First of all, this proposition is very open-ended so we will need to discuss your ideas thoroughly before any work begins. I would be glad to brainstorm and throw ideas back and forth with you. Also, the more work you want to put into it and the better your ideas are, the more I would certainly be willing to pay for it, so keep that in mind. You could probably take this idea very in-depth if you wanted to. On the other hand, a much more minimal implementation would be great too!
I would like to take the idea of an audio-responsive visualizer one step further by creating a new visualizer (or upgrading any existing one) with 2 main features:
- It needs to be designed to handle multiple separate tracks, rather than just a single audio signal. These tracks would wind up being various different instruments, whether already-recorded stems or a user's active real-time playing, drum tracks, guitar tracks, synth tracks, etc.
- The visuals generated by each of these tracks need to interact with each other in some way, based on some separate secondary rule(s), that specifically takes into account the individual track(s) that are interacting.
The idea here would be that new emergent behaviors could be generated in an unpredictable fashion, creating something you could watch endlessly and never see the same thing happen twice. So say, if some aspect of one track's visuals overlapped with that of another track, new reverberations might shoot out, affecting both. There's really no limit to the creative things that could be done here.
To first think of it as a simple song visualizer would probably be best, but one could imagine adding any number of arbitrary rules to the mix that gradually turn it into much more of a game. Each of the tracks could be seen as different players, all competing with each other, and there could even be ways for them to "win" or "lose". For example, fluctuations in each track's amplitude could cause some territory of the screen to become filled with that track's color. If some track had all of its territory absorbed by colors of the other tracks, it might be effectively eliminated from the "game". There could even be numerical scores in the corners for each track, and certain arbitrary events in the visuals could trigger them to go up or down.
Then consider that some of these tracks could be playing sounds generated by an instrument you hold in your hands and play and it becomes a game played and controlled by music itself. This is essentially the novel idea I'm trying to pursue. With your keyboard or drum set as your controller, a whole new angle of intentionality comes into the picture and the user could "play" the visuals, just like a videogame. All sorts of emergent strategies could come into existence and any sort of game you could imagine might evolve. All the while, the soundtrack for this game is being actively written in real-time by the players themselves.

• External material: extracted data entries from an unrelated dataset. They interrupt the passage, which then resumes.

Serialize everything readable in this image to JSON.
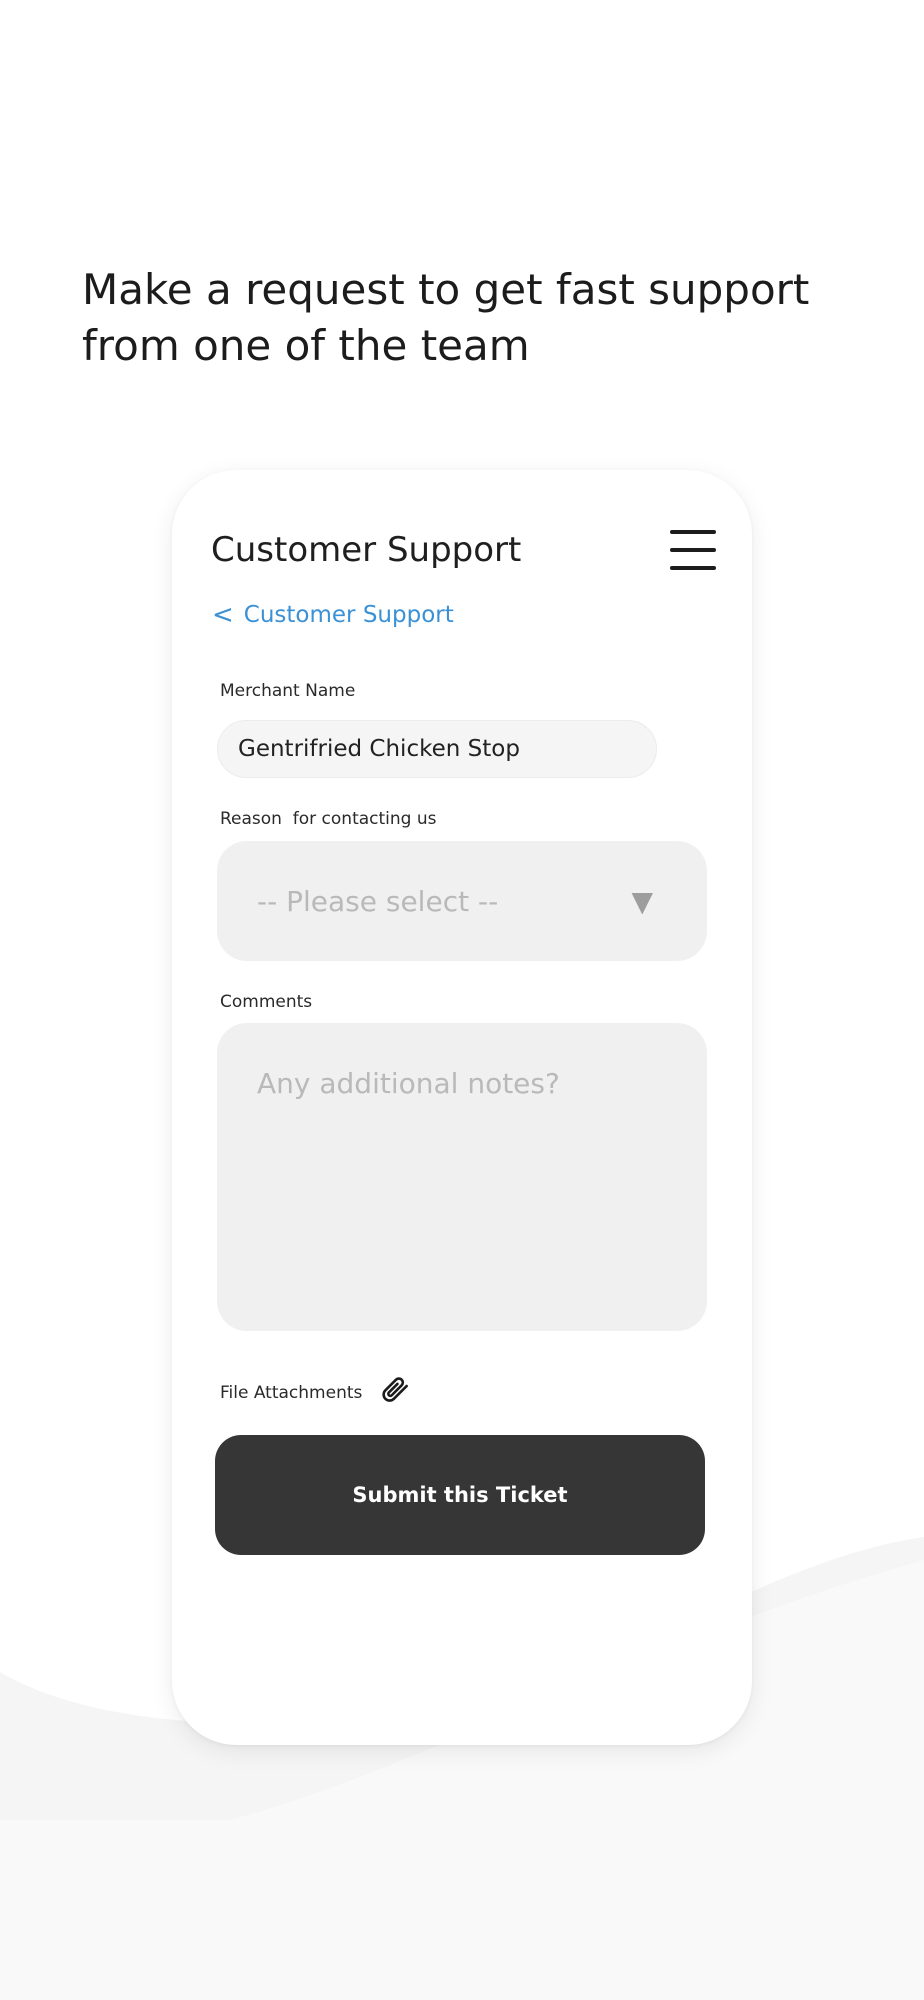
{
  "headline": "Make a request to get fast support from one of the team",
  "app": {
    "title": "Customer Support",
    "menu_icon": "hamburger-menu-icon"
  },
  "breadcrumb": {
    "chevron": "<",
    "label": "Customer Support"
  },
  "form": {
    "merchant_label": "Merchant Name",
    "merchant_value": "Gentrifried Chicken Stop",
    "reason_label": "Reason  for contacting us",
    "reason_placeholder": "-- Please select --",
    "reason_caret": "▼",
    "comments_label": "Comments",
    "comments_placeholder": "Any additional notes?",
    "attachments_label": "File Attachments",
    "attachments_icon": "paperclip-icon",
    "submit_label": "Submit this Ticket"
  },
  "colors": {
    "accent_link": "#3b91d6",
    "button_bg": "#363636",
    "field_bg": "#f0f0f0",
    "placeholder": "#b9b9b9"
  }
}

the template I will give you for creating your patch
I'd like to give any developer creating a visualizer free reign over the design they bring to it. That being said, here are some more random points if you really want to go in-depth with the game idea:
- If Jitter can only display things and there's no way to analyze or compare, then that could just be done with the audio before it was visualized. In which case "making the visuals interact" could be as simple as using, for example,
>~
to compare the different channels of audio and reacting based on the results. - The audio being fed into the patch could potentially be from any source, but in my project the humans jamming in the left inlet will be getting recorded in real-time and these recordings will be the loops coming in the right inlet. Therefore a really interesting feedback loop could start occurring, depending on the rules you create.
- There could be NPCs running around to kill or defend, terrain to traverse, levels to beat and environments to explore, ways to lose and ways to win: anything you might expect from an ordinary video game.

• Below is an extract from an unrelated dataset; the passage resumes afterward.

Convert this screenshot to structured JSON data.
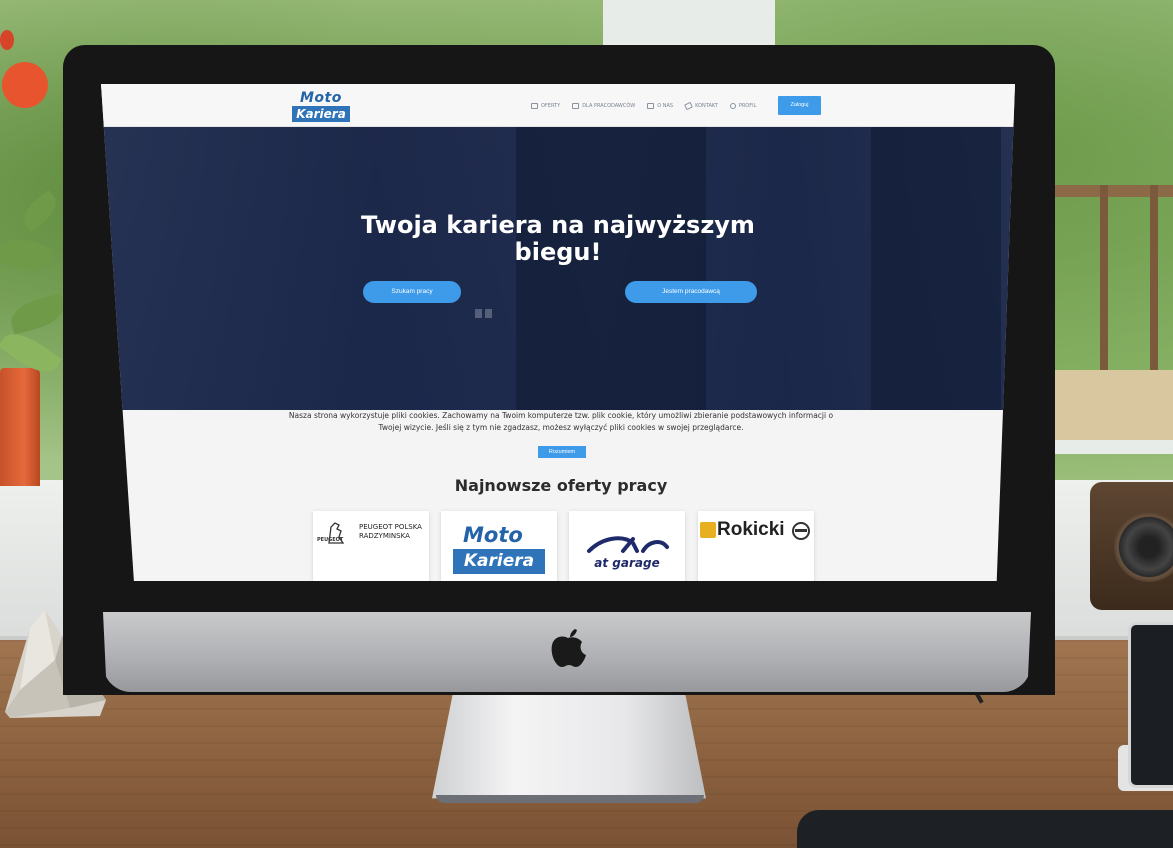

- It might be best to think of it as a rhythm game, since audio is generally going to pulse with the beat of the music playing. Therefore you could consider moments when the beat of a computer "team" matches up with that of the player "team" to trigger certain consequences, either beneficial or detrimental.
- It might help to come up with a central mechanic and think of everything in terms of that. So every decision that needs to be made (layout, etc.) could be made to maximize the number of interesting ways that mechanic could come into play. With it as densely woven around one mechanic as possible, the players' control over the game will feel nice and articulate and the gameplay responsive.